Interesting (to me) is that the OpenID configuration endpoint provides the tenant ID for not only Commercial tenants but US Government (GCC & GCC-High) as well because the Azure AD portal has relatively new functionality to configure cross-tenant access settings by tenant ID or domain name but Gov tenants require you to obtain the tenant ID from the organization which is either security through obscurity or due to use of some Commercial-only Graph API call.
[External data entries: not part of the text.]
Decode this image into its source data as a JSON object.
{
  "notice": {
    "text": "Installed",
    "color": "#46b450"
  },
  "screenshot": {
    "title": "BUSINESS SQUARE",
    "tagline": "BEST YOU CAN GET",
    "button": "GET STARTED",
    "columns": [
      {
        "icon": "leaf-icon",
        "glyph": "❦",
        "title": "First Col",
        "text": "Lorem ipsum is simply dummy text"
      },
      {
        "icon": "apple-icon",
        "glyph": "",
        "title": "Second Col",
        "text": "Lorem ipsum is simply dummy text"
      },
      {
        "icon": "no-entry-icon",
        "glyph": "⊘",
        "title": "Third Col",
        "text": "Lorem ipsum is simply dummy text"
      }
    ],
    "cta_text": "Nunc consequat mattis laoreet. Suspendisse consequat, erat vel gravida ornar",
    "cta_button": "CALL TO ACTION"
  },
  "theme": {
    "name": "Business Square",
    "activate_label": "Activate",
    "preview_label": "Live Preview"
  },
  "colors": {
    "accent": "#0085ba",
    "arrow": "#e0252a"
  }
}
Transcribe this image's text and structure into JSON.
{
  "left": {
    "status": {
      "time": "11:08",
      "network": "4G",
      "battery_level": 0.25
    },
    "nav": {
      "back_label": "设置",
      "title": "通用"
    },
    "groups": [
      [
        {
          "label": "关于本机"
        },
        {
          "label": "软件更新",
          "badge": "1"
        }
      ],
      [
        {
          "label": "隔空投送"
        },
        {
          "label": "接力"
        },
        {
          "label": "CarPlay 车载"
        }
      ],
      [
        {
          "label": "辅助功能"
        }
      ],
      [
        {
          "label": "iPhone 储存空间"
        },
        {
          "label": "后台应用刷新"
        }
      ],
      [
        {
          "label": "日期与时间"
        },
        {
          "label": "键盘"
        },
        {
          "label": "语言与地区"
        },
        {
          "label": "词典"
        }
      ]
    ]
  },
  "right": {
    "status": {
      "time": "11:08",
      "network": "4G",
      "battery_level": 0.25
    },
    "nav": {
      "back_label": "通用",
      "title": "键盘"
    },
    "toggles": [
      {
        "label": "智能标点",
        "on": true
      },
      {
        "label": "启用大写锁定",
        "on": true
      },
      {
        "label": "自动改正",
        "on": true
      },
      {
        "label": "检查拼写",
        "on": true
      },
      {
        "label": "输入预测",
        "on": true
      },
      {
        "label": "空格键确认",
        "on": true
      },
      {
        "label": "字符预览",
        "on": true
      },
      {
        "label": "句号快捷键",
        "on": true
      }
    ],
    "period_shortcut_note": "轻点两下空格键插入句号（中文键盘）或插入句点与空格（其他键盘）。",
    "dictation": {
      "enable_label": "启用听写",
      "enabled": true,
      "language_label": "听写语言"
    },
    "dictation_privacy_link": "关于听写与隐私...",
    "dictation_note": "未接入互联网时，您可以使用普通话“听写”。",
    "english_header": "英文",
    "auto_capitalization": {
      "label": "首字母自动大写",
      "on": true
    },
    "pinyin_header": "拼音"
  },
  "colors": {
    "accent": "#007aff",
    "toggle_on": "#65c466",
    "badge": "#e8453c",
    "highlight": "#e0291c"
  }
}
by ZiiS on 10/1/22, 2:52 PM
Bet nearly 100% have a fax machine too.
by altdataseller on 10/1/22, 7:48 PM
So Okta (their main conpetitor) uses Azure AD https://login.microsoftonline.com/okta.com/.well-known/openi...
by simonw on 10/1/22, 8:15 PM
I never thought about how the "I'm Feeling Lucky" button on Google can double as an API to return the URL of the first search result before. That's pretty neat.
by cloudking on 10/1/22, 5:14 PM
I wrote a similar script once that took company domain names and then looked up their MX records to see if they were using Google Workspace.
by computerfriend on 10/1/22, 3:00 PM
I genuinely don't know what AD is used for. If you need SSO, why not just use a SSO/SAML IdP?
by vondur on 10/1/22, 5:16 PM
I’m assuming if you were a heavy user of on prem AD, the moving to Azure AD is a logical choice.
by parkingrift on 10/1/22, 2:54 PM
Bundling is anticompetitive and illegal. The MS ecosystem deserves close antitrust scrutiny.
by sabujp on 10/1/22, 2:28 PM
even apple's business manager is compatible with AD
by not_enoch_wise on 10/1/22, 2:20 PM
This is the answer to the question “why can’t we get rid of passwords?”